“…And the truth is, there is something terribly wrong with this country, isn’t there? Cruelty and injustice, intolerance, and depression. [...] How did this happen? Who’s to blame? Well certainly there are those more responsible than others, and they will be held accountable, but again truth be told, if you’re looking for the guilty, you need only look into a mirror.”
– ‘V’, “V for Vendetta” (film version)
“It became apparent that the reason that some of the people didn’t board the plane was because somebody had overheard the gentlemen in question speaking – I think it was Arabic.”
And how the fuck would you know what language it was? You’ve just spent two weeks in Malaga: you probably didn’t utter a word of Spanish the entire time you were there. Oh, the irony: British tourists, to whom nearly all the definition of being multilingual is being able to speak English slow-ly and LOUDLY, are now suddenly experts in all things linguistic. And even if it was Arabic, rather than Punjabi, Hindi, Urdu or Welsh – so what? A quarter of a billion people speak it, for fuck’s sake. Even the most stupid amongst you sheep must realise that they’re not all terrorists?

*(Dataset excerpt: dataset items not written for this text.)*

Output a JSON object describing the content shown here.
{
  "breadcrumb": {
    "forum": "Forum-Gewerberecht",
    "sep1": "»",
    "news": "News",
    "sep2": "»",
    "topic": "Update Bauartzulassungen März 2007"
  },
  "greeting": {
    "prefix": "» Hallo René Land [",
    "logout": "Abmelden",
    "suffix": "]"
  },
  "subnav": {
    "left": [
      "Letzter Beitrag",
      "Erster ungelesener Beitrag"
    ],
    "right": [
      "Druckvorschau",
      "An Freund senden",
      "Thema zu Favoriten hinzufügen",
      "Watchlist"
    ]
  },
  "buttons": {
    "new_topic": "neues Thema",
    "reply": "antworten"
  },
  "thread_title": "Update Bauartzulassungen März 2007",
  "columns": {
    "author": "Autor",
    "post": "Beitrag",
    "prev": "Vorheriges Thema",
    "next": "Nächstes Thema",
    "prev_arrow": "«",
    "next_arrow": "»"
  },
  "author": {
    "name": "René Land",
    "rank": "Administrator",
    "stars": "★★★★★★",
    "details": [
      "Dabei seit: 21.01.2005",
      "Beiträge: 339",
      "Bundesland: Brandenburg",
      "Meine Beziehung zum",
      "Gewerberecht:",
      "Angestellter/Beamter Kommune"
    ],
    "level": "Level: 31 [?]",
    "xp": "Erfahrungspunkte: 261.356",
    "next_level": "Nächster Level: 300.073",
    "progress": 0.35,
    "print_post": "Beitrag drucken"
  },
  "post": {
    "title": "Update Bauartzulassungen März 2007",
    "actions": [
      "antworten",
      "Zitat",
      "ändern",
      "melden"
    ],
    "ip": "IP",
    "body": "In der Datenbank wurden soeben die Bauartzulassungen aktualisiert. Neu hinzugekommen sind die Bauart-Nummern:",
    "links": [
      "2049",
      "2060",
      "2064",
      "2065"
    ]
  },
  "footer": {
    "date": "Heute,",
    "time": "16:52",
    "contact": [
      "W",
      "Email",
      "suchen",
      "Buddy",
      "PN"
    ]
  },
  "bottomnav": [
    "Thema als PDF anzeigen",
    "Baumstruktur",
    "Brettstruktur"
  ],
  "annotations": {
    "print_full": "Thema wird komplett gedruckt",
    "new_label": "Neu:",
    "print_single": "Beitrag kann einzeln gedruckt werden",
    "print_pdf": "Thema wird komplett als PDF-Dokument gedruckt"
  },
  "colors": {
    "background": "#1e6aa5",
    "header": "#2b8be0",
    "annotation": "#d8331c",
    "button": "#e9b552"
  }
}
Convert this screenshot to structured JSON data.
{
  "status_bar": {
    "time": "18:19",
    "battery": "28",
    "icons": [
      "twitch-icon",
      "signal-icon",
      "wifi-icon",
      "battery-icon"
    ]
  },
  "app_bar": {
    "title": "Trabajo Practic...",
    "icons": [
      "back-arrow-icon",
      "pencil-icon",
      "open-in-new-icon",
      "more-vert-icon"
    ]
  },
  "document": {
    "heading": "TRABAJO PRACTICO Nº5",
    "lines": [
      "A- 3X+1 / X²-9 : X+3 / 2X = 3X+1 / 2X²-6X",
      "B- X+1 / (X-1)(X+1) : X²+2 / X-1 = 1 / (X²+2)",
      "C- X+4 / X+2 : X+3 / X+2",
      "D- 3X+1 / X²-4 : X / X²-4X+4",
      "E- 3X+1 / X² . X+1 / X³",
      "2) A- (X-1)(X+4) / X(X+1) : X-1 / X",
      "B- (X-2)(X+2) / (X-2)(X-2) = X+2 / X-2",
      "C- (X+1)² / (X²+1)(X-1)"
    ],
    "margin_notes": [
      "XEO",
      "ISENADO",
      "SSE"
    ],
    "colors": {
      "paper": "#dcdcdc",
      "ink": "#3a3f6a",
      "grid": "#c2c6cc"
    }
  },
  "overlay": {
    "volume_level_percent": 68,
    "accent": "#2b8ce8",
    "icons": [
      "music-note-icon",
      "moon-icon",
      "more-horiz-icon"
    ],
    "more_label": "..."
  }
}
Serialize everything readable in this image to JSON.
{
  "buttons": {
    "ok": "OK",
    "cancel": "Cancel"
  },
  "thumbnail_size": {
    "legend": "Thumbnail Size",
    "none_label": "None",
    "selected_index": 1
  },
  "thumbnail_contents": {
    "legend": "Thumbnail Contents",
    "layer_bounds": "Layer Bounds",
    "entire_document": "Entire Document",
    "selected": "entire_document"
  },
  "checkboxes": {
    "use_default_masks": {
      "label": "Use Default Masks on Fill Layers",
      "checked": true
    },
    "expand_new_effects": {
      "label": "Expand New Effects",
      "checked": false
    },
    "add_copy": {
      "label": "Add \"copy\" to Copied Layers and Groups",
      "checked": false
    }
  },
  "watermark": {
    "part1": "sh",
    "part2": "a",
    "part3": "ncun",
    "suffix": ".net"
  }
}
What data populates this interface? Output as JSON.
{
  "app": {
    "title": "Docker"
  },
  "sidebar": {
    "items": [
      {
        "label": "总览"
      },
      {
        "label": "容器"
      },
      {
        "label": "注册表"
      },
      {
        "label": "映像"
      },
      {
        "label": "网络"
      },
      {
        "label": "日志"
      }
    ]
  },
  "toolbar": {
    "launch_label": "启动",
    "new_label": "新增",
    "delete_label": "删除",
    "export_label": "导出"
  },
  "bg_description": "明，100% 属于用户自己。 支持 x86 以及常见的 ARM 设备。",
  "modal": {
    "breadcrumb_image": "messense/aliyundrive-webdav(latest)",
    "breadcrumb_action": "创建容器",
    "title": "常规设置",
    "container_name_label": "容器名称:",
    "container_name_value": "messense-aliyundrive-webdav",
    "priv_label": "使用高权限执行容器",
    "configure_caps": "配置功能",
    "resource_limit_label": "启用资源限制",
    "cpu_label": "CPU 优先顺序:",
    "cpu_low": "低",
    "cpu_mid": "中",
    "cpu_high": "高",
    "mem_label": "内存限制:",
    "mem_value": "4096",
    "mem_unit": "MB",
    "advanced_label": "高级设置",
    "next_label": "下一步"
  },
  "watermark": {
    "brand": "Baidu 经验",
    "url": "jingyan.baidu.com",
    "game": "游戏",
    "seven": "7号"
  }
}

We like to think that racist attacks on the innocent are a thing of the past, but we’re now at the stage where it is the reviled behaviour not of a thuggish minority, but the norm willingly accepted by the majority. It’s just as well that airlines have now banned silverware and inflammable materials, else I’m sure the numbskulls would have fashioned pitchforks and flaming torches given the chance. And if you think the spineless fuckwits aren’t really a menace, then bear this in mind – they’re more than happy to recruit children:
“Our daughter noticed a couple of guys that were perhaps acting a bit strange. They went to the front of the queue, went to the back of the queue, and then they went and sat down by themselves.”
Remind you of anything? Perhaps:
“D’you know what that little girl of mine did last Saturday, when her troop was on a hike out Berkhamsted way? She got two other girls to go with her, slipped off from the hike, and spent the whole afternoon following a strange man. They kept on his tail for two hours, right through the woods, and then, when they got into Amersham, handed him over to the patrols.”
“What did they do that for?” said Winston, somewhat taken aback. Parsons went on triumphantly:
“My kid made sure he was some kind of enemy agent—might have been dropped by parachute, for instance. But here’s the point, old boy. What do you think put her on to him in the first place? She spotted he was wearing a funny kind of shoes—said she’d never seen anyone wearing shoes like that before. So the chances were he was a foreigner. Pretty smart for a nipper of seven, eh?”
– George Orwell, Nineteen Eighty-Four
I hope that the two poor guys who got caught up in this horrible episode get suitably compensated, preferably enough to hurt Monarch Airlines (slogan: “we pander to racist paranoia”) into adopting a “don’t listen to spineless fuckwits” policy. I hope that anyone (if there was anyone) on the flight who was brave enough to defend these two men against the mob is suitably recognised and applauded. And I hope that the cowardly, paranoid mob, all too willing to lap up the ugly racist lie that all brown people are threats to their safety, and use it as an excuse to vent their fears and hatred at innocent people,
suffer a fiery yet ironic death just fuck off, and leave the reasonable amongst us to live in peace.